When I had my first panic attack, I hadn’t yet experienced puberty, let alone serious mental distress. Sunday School taught me enough about God that I knew how things would play out: I’d pray, get healed, and never deal with it again.

Oh, if only it were that simple.

Fifteen years later, I’ve fasted, I’ve prayed, I’ve had preachers rebuke demons and I’ve stayed up all night begging heaven for relief. I’ve had many prayer chains started on my behalf. Need a Scripture about healing? I’ve memorized most of them.

Still, the anxiety hasn’t left.

What gives?  

I don’t have all of the answers by any stretch. I’m not a theologian––my husband is the doctrinal nerd in this relationship.

After dealing with panic attacks and suicidal ideation for a good portion of my life, this is where I’m at: God could wave a magic wand and make this all go away instantly. He hasn’t. I’ll still proclaim His goodness.

I’ve seen healing, but it’s never looked like I expected. It’s been messier and much more of a process. It’s come through changing the way my brain processes things.

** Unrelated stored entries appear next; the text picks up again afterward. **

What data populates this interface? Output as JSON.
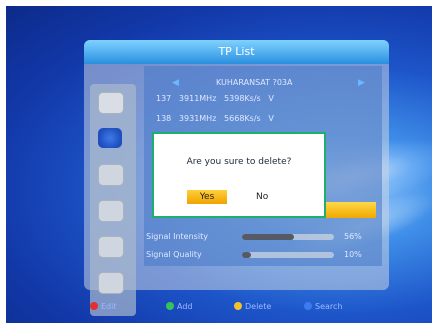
{
  "title": "TP List",
  "satellite": "KUHARANSAT ?03A",
  "tp_rows": [
    {
      "index": "137",
      "freq": "3911MHz",
      "symbol": "5398Ks/s",
      "pol": "V"
    },
    {
      "index": "138",
      "freq": "3931MHz",
      "symbol": "5668Ks/s",
      "pol": "V"
    }
  ],
  "signal": {
    "intensity_label": "Signal Intensity",
    "intensity_value": "56%",
    "intensity_level": 0.56,
    "quality_label": "Signal Quality",
    "quality_value": "10%",
    "quality_level": 0.1
  },
  "dialog": {
    "question": "Are you sure to delete?",
    "yes_label": "Yes",
    "no_label": "No"
  },
  "footer": [
    {
      "label": "Edit",
      "color": "#e03030"
    },
    {
      "label": "Add",
      "color": "#35c35a"
    },
    {
      "label": "Delete",
      "color": "#f3c12c"
    },
    {
      "label": "Search",
      "color": "#3a7cf0"
    }
  ],
  "sidebar_icons": [
    "dish-icon",
    "globe-icon",
    "satellite-icon",
    "antenna-icon",
    "tools-icon",
    "settings-icon"
  ]
}
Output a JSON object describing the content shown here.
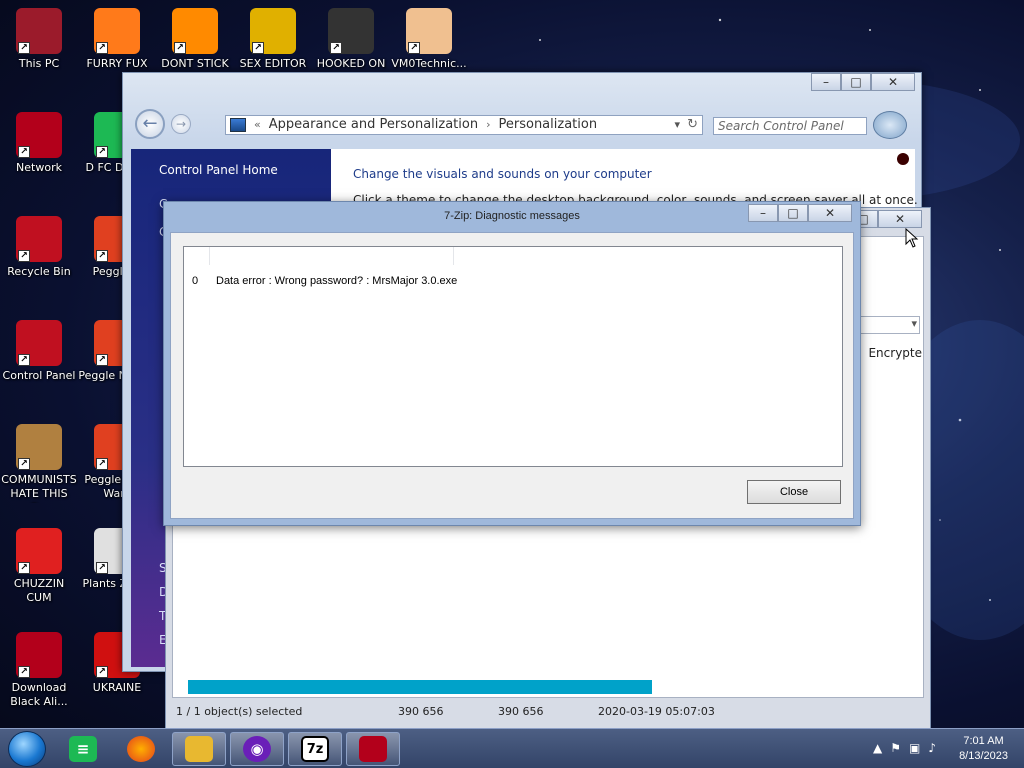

Every morning, I wash down two Effexor capsules with coffee. Before bed, I whisper a quick prayer and pop a Klonopin pill. Twice a month, I visit a nondescript office in Boca for cognitive behavioral therapy. Treatment hasn’t cured me, but it has made life bearable.

It took me years to seek medical help because well-meaning Christians told me anxiety and depression were spiritual giants to conquer. Can you imagine if we treated physical disease the same way we treat mental illness? Imagine if someone came to church with a broken arm and we told them they needed more faith to feel better.

Now think about all the people in our congregations with broken brains earnestly praying and not seeing any improvement because we often discourage utilizing God-given resources.

I spoke with a psychiatrist for the first time on Dec. 13, 2013 –– the day I was admitted to the hospital after a mental breakdown. I’d dealt with clinical anxiety for 11 years, and I did not talk to a doctor until I was forced to stay in a psychiatric ward.

I know the Lord. I also know good prescription medication. I long for the day the two aren’t seen as mutually exclusive by some.

What would happen if the Church said to those with mental illness: you are different, but not less? What if the Church could break down walls of shame and begin a healthy dialogue? Isn’t that what every person wants – to be heard and respected? To feel as though we belong?